ISBN REAL Exciting news for the tangibility fetishists among us (digital space-children, just hum some binary code for a minute while we grasp at one more straw): Dash Shaw’s serial Web comic BodyWorld (dashshaw.com) will be gracing the third dimension in (earth-) bound form some time next year, as a graphic novel published by Pantheon.
BodyWorld, now up to chapter eight of 12, concerns Paulie Panther, a botanist in the not-too-distant future whose job is to update an encyclopedia of hallucinogenic plant life. This assignment has brought him to the insular forest community of Boney Borough, where an unknown specimen has been discovered on the grounds of the local high school. Panther, the romantically hopeless type (in other words, charmless, unkempt, occasionally suicidal, and still somehow attractive to women), makes a scummy motel room the base of his operation, which consists primarily of nursing and widening the scope of his addictions. Stuck in town waiting for the demurring plant to reveal its effects, he passively falls in with the goings-on of the school.
BodyWorld is most affecting and formally adventurous in its drug sequences, which sneak up on the reader as the plant’s effect the opening of a conduit to any neighboring consciousness sneaks up on Panther. Mind-melding and substance abuse (especially the romantically hopeless kind) aren’t the freshest of raw materials, but plot twists that could have been boring are elevated by the effectiveness of their representation. The laconic panel layout (three equally-dimensioned squares across and as many squares as necessary down) is subtly subverted here and there to convey the altered state. Most notably, the confusion of amateur telepathy is rendered with overlapping panels.

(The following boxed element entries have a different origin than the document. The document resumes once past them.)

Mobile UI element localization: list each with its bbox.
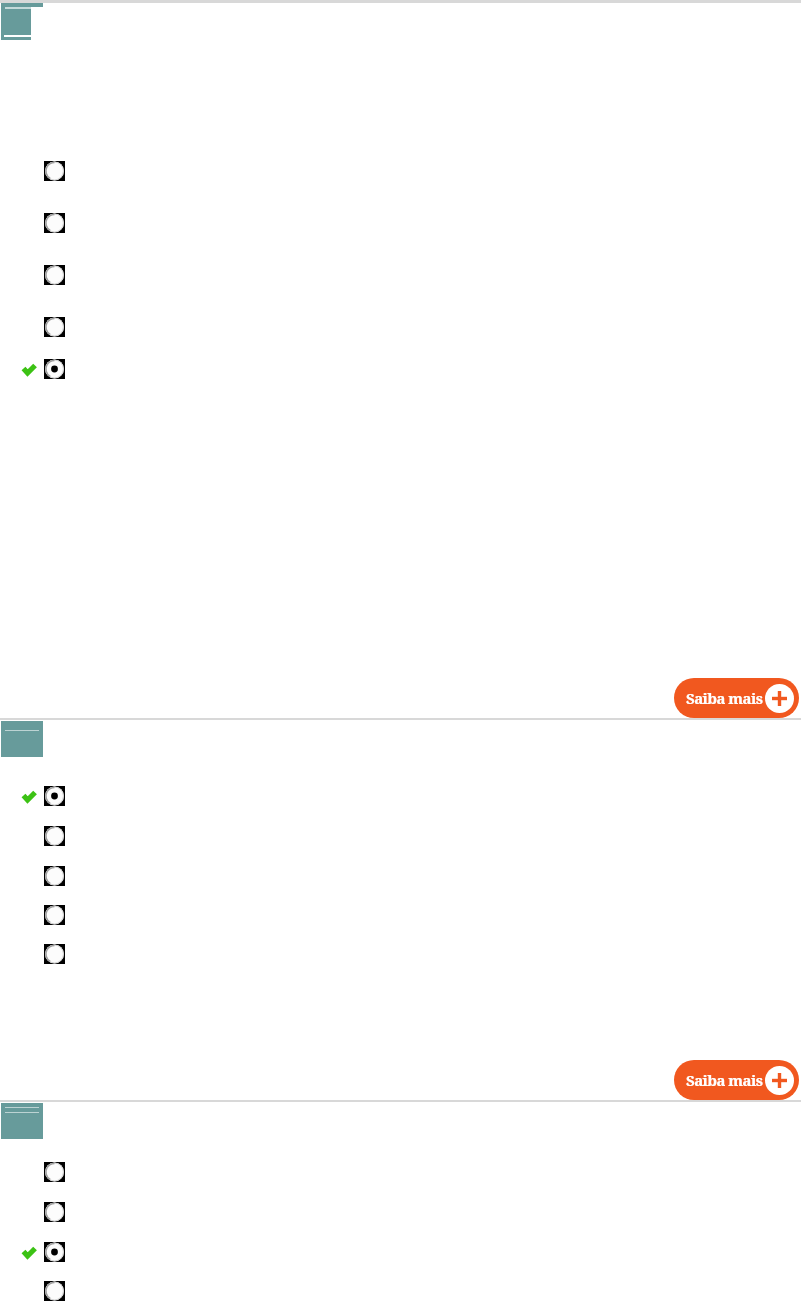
- button[interactable]: Alternativa 4 da pergunta 1: [20, 316, 720, 337]
- button[interactable]: Alternativa 5 da pergunta 1: [20, 358, 720, 379]
- button[interactable]: Alternativa 5 da pergunta 2: [20, 943, 720, 964]
- button[interactable]: Saiba mais: [674, 678, 799, 718]
- button[interactable]: Alternativa 4 da pergunta 2: [20, 904, 720, 925]
- button[interactable]: Alternativa 2 da pergunta 2: [20, 825, 720, 846]
- button[interactable]: Pergunta 1: [1, 3, 43, 36]
- button[interactable]: Alternativa 1 da pergunta 2: [20, 785, 720, 806]
- button[interactable]: Pergunta 2: [1, 721, 43, 757]
- button[interactable]: Alternativa 3 da pergunta 3: [20, 1241, 720, 1262]
- button[interactable]: Alternativa 3 da pergunta 1: [20, 264, 720, 285]
- button[interactable]: Alternativa 3 da pergunta 2: [20, 865, 720, 886]
- staticText: Saiba mais: [686, 1070, 763, 1090]
- button[interactable]: Saiba mais: [674, 1060, 799, 1100]
- button[interactable]: Pergunta 3: [1, 1103, 43, 1139]
- button[interactable]: Alternativa 4 da pergunta 3: [20, 1280, 720, 1301]
- button[interactable]: Alternativa 1 da pergunta 1: [20, 160, 720, 181]
- button[interactable]: Alternativa 1 da pergunta 3: [20, 1161, 720, 1182]
- button[interactable]: Alternativa 2 da pergunta 3: [20, 1201, 720, 1222]
- staticText: Saiba mais: [686, 688, 763, 708]
- button[interactable]: Alternativa 2 da pergunta 1: [20, 212, 720, 233]
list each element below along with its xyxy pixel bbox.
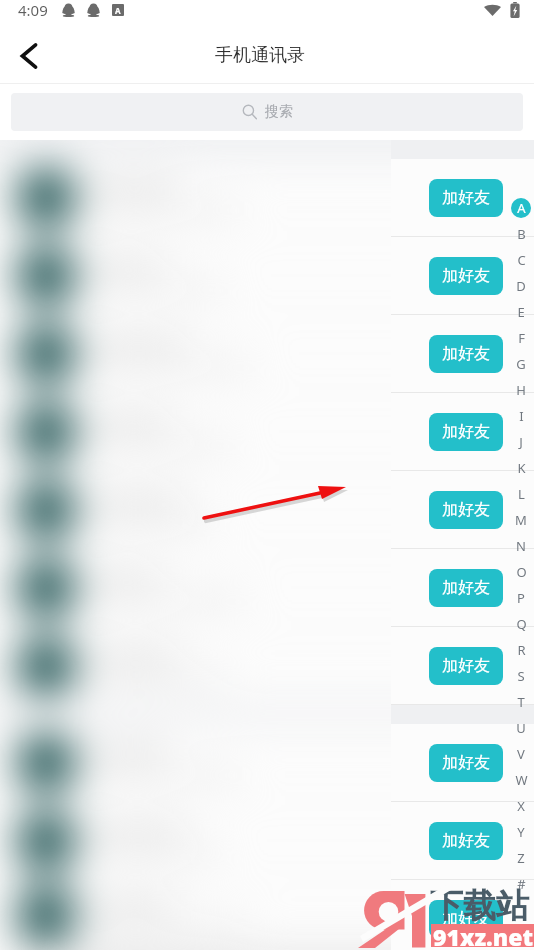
button[interactable]: X [508, 793, 534, 819]
staticText: # [517, 875, 526, 893]
staticText: 加好友 [442, 753, 490, 773]
staticText: F [518, 329, 525, 347]
button[interactable] [0, 159, 391, 237]
button[interactable] [0, 393, 391, 471]
button[interactable]: O [508, 559, 534, 585]
button[interactable]: Q [508, 611, 534, 637]
staticText: Q [516, 615, 527, 633]
button[interactable]: P [508, 585, 534, 611]
staticText: N [516, 537, 526, 555]
staticText: S [517, 667, 525, 685]
button[interactable]: V [508, 741, 534, 767]
button[interactable]: K [508, 455, 534, 481]
button[interactable]: Back [7, 34, 51, 78]
staticText: 加好友 [442, 266, 490, 286]
button[interactable]: J [508, 429, 534, 455]
button[interactable]: 加好友 [391, 237, 534, 315]
staticText: B [517, 225, 526, 243]
button[interactable]: 加好友 [429, 822, 503, 860]
button[interactable] [0, 880, 391, 950]
staticText: Y [517, 823, 525, 841]
button[interactable]: G [508, 351, 534, 377]
staticText: 下载站 [430, 885, 529, 927]
button[interactable] [0, 237, 391, 315]
button[interactable]: C [508, 247, 534, 273]
staticText: 加好友 [442, 188, 490, 208]
staticText: 4:09 [18, 0, 48, 20]
staticText: A [517, 199, 526, 217]
staticText: O [516, 563, 527, 581]
button[interactable] [0, 627, 391, 705]
button[interactable]: 加好友 [429, 257, 503, 295]
staticText: L [518, 485, 525, 503]
staticText: H [516, 381, 526, 399]
button[interactable]: B [508, 221, 534, 247]
button[interactable]: F [508, 325, 534, 351]
staticText: G [516, 355, 526, 373]
button[interactable] [0, 549, 391, 627]
staticText: W [515, 771, 528, 789]
staticText: Z [517, 849, 525, 867]
button[interactable]: 加好友 [429, 744, 503, 782]
button[interactable] [0, 802, 391, 880]
button[interactable]: H [508, 377, 534, 403]
staticText: E [517, 303, 525, 321]
staticText: P [517, 589, 525, 607]
button[interactable]: 加好友 [429, 569, 503, 607]
button[interactable]: W [508, 767, 534, 793]
button[interactable]: 加好友 [391, 627, 534, 705]
button[interactable]: 加好友 [429, 335, 503, 373]
staticText: A [115, 5, 121, 16]
button[interactable]: 加好友 [429, 647, 503, 685]
staticText: D [516, 277, 526, 295]
button[interactable]: 加好友 [391, 393, 534, 471]
button[interactable]: 加好友 [429, 413, 503, 451]
button[interactable] [0, 724, 391, 802]
staticText: 加好友 [442, 831, 490, 851]
button[interactable]: 搜索 [11, 93, 523, 131]
staticText: 加好友 [442, 909, 490, 929]
staticText: C [517, 251, 526, 269]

A digital space-child out of financial necessity, I read what’s available of BodyWorld before checking out any of Shaw’s earlier, off-line work. I wish I’d read it all in order. BodyWorld is a little disorienting without some wider frame of reference. Its noirish coyness seemed possibly rushed and incommunicative, and the sudden spikes of concentrated empathy came off as conciliatory attempts at cohesion. But it’s easier to trust that the comic’s erratic emotional register isn’t just a broken valve when considered alongside such tonally assured creations as 2006’s The Mother’s Mouth (Alternative Comics, 128 pages, $12.95) and Bottomless Belly Button (Fantagraphics Books, 720 pages, $29.99).
Shaw’s engagement with human frailty hasn’t fully shaken that tannic flavor of a detached exercise. I’m not sure what was preoccupying Dan Kois when he read Jimmy Corrigan, the Smartest Kid on Earth, but Shaw has a way to go yet before his output’s "emotional jolt" as Kois puts it in a recent New York magazine profile of Shaw out-zaps that of Corrigan creator Chris Ware. Still, we’re talking about a 25-year-old who renders intimate character dramas that aren’t obviously autobiographical. That endeavor in itself deserves applause. Viewed as part of an impressive and varied body of work (Shaw created thousands of pages before he could even rent a car), BodyWorld feels genuinely experimental instead of rhythmically wayward. It’s an experiment moored by stimuutf8g visual syntax: shards of solid candy hues, evocative lapses in the coloring, those dreamy wandering panels. Plus, shopworn or not, drugs and ESP are just neat.